COVID-19 | Data Privacy

March 18, 2020

Data Privacy - updated on Mar 19 at 11:53 pm

DATA PROCESSING AND THE COVID-19

Upon the scenario of the global pandemic led by coronavirus, a new set of concerns rises in the operation of various public and private entities. In that sense, preventive measures such as the mapping of potential positively diagnosed employees has become a recurrent practice when it comes to facing the highly contagious traits of the virus. Such analysis cannot be made, however, without the processing of these individuals’ health conditions’ data, a set of information classified as “sensitive personal data” in the Brazilian General Data Protection Law (LGPD), which will come into effect in August 2020).

LGPD grants special protection for the data framed under the category of “sensitive personal data” (including information about health or sex life and also genetic or biometric data, when related to a natural person) due to recognition of a potential discrimination that arises with the processing of such types of data.
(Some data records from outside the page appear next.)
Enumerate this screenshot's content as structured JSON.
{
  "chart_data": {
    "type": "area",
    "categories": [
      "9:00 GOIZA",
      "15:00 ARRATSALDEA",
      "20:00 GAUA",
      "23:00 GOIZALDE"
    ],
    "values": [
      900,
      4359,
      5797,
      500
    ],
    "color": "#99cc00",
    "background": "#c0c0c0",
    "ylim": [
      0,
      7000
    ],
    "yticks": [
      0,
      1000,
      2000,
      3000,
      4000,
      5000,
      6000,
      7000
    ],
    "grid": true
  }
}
In spite of the noted need of a higher level of special protection to be upheld by controllers, it is clear that those preventive operations can indeed be rendered, especially in the current pandemic scenario, as long as they are grounded on the normative legal basis foreseen in the LGPD. Still, considering the specific characteristic of this type of data, it should not be used for any other purpose other than the implementation of preventive measures against COVID-19, and should be excluded after this situation has been solved. 
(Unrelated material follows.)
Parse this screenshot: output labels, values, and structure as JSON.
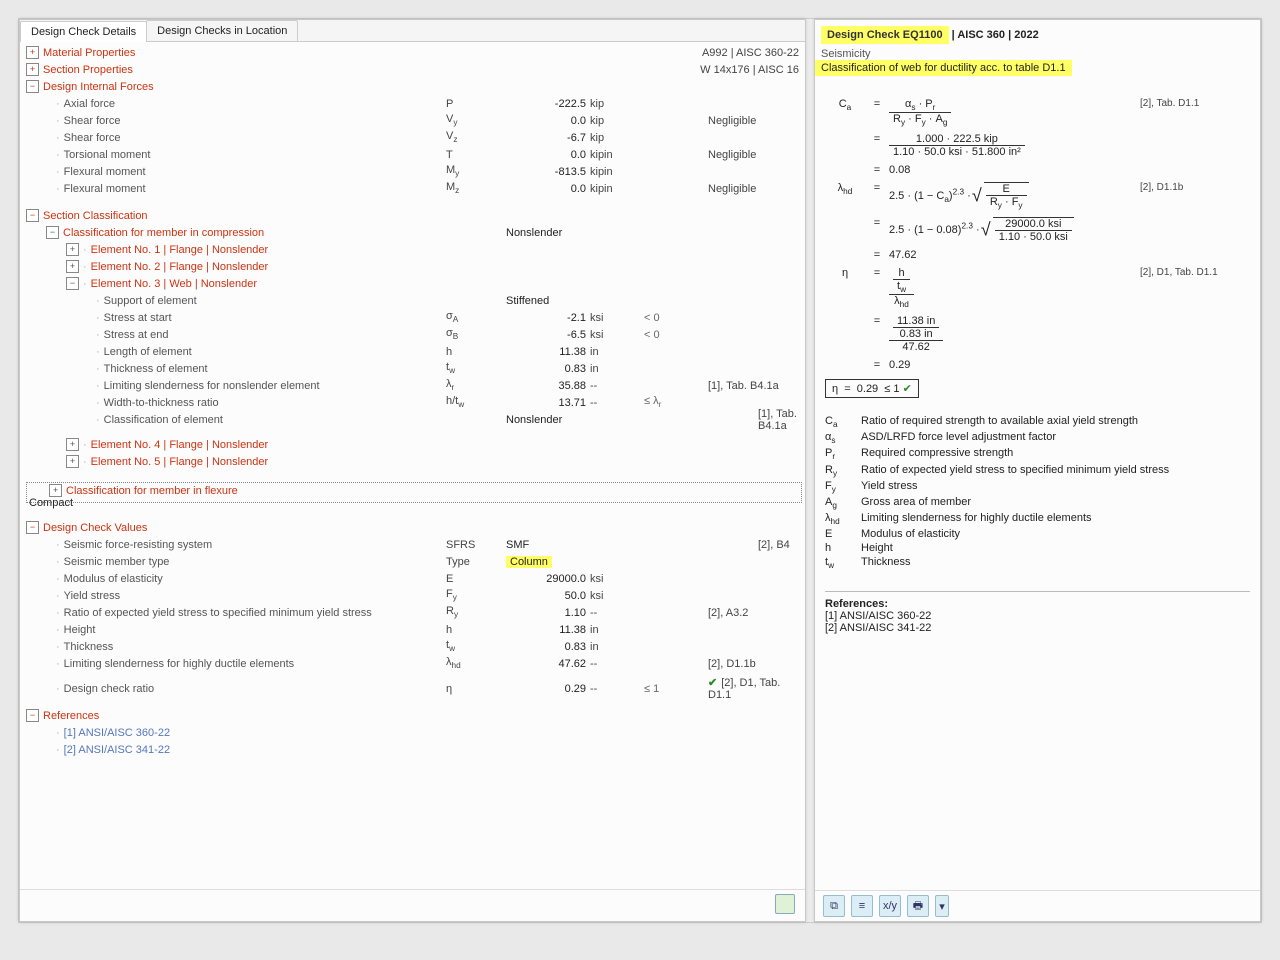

Concerning the ulterior measures to be adopted with the collected data, it is important to note that no illicit or discriminatory abuse means can guide those operations. For that reason, the controller’s usage of its employees’ or visitors’ health data for the maintenance of a safe environment meets the Brazilian normative framework when facing the dispositions of the Law No. 13,979/2020. Note that this regulation was incorporated in the Brazilian legal system as a response to the recommendations established by the World Health Organization, establishing the necessary measures set to deal with the public health emergency derived from the coronavirus outbreak.

In response to the pressing matters, public and private sectors should indeed be increasingly prepared to respond to this issue, with due regard to the Brazilian data protection legislation.